There are many reasons why the stock market looks extremely vulnerable right now. For one, not that long ago, both the S&P 500 Index and the NASDAQ Composite surpassed their all-time highs. When thing go south, it’s not unusual to see investors selling the tickers that went up a lot. And since a lot of stocks had solid gains in recent months, things could get extremely ugly once a sell-off starts.
Another factor why the market could turn sour very quickly is the lack of volatility in the past several months. You see, many institutional investors use systematic strategies that make asset allocations based on volatility levels. Since the Brexit vote result, volatility has been quite low for the most part. This led to investors loading up on stocks.
However, the same strategy that brought inflow into equities could also bring outflow. When a rate hike happens and volatility starts to rise, those systematic investment strategies could trigger a huge sell-off in the stock market.

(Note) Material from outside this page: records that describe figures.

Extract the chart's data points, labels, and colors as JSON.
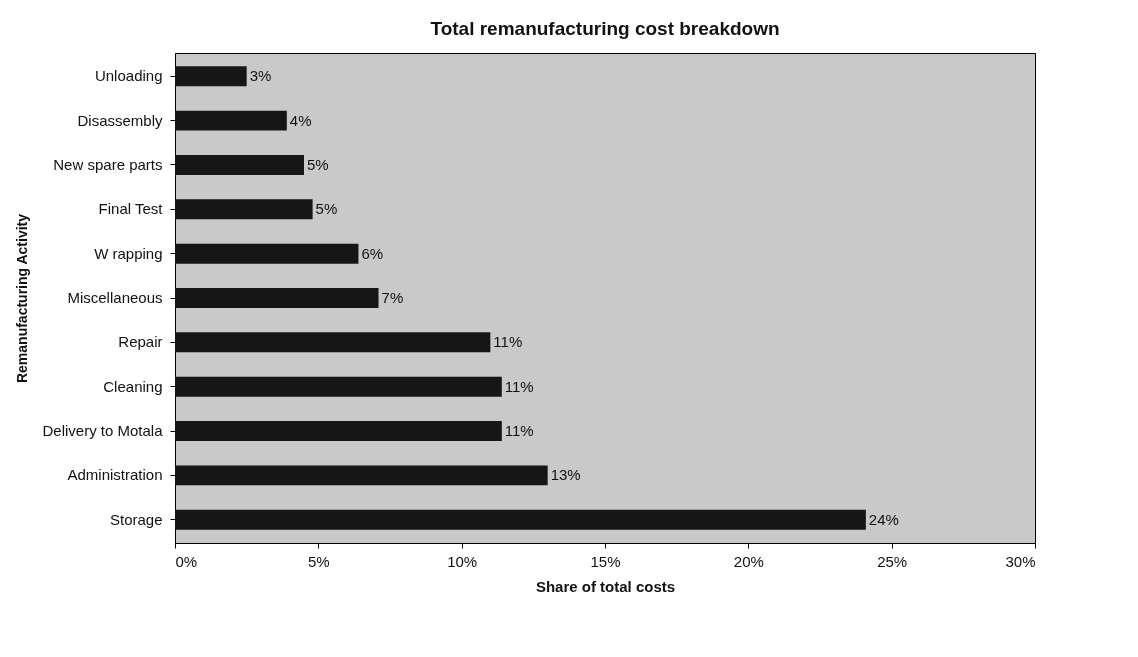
{
  "chart_data": {
    "type": "bar",
    "orientation": "horizontal",
    "title": "Total remanufacturing cost breakdown",
    "xlabel": "Share of total costs",
    "ylabel": "Remanufacturing Activity",
    "categories": [
      "Unloading",
      "Disassembly",
      "New spare parts",
      "Final Test",
      "W rapping",
      "Miscellaneous",
      "Repair",
      "Cleaning",
      "Delivery to Motala",
      "Administration",
      "Storage"
    ],
    "values": [
      2.5,
      3.9,
      4.5,
      4.8,
      6.4,
      7.1,
      11.0,
      11.4,
      11.4,
      13.0,
      24.1
    ],
    "value_labels": [
      "3%",
      "4%",
      "5%",
      "5%",
      "6%",
      "7%",
      "11%",
      "11%",
      "11%",
      "13%",
      "24%"
    ],
    "color": "#161616",
    "xlim": [
      0,
      30
    ],
    "xticks": [
      {
        "value": 0,
        "label": "0%"
      },
      {
        "value": 5,
        "label": "5%"
      },
      {
        "value": 10,
        "label": "10%"
      },
      {
        "value": 15,
        "label": "15%"
      },
      {
        "value": 20,
        "label": "20%"
      },
      {
        "value": 25,
        "label": "25%"
      },
      {
        "value": 30,
        "label": "30%"
      }
    ],
    "grid": false
  }
}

Brace for Another Rate Hike
So is it time to give up on U.S. stocks completely?
Not so fast. If your goal is to make short-term capital gains, you’ll have to face a huge amount of uncertainty going forward. But if you are an income investor, and have put your eggs into different baskets of dividend paying companies with wide economic moats in their respective fields, your investment goals can still be achieved.
And that’s how it should be, really. You already worked hard making your money. Why do you have to worry about the timing and market conditions to get a return?
Of course, there are early-stage companies that are yet to be profitable enough to distribute their earnings. And it’s okay for them not to pay dividends at the moment. You can invest in them, hoping that at some point they will distribute some of their earnings to shareholders, but note that stocks are not bonds, and companies—even profitable ones—are not under the obligation to make payments to investors on a regular basis. In fact, there are hugely profitable businesses that pay no dividends at all.
That’s why for today’s income investors, dividends are a necessity rather than a luxury. You might miss the exciting returns from high-momentum Internet names in the short term, but in the long run, you get the luxury of a growing stream of income rather than being humbled by the sentimental nature of “Mr. Market.”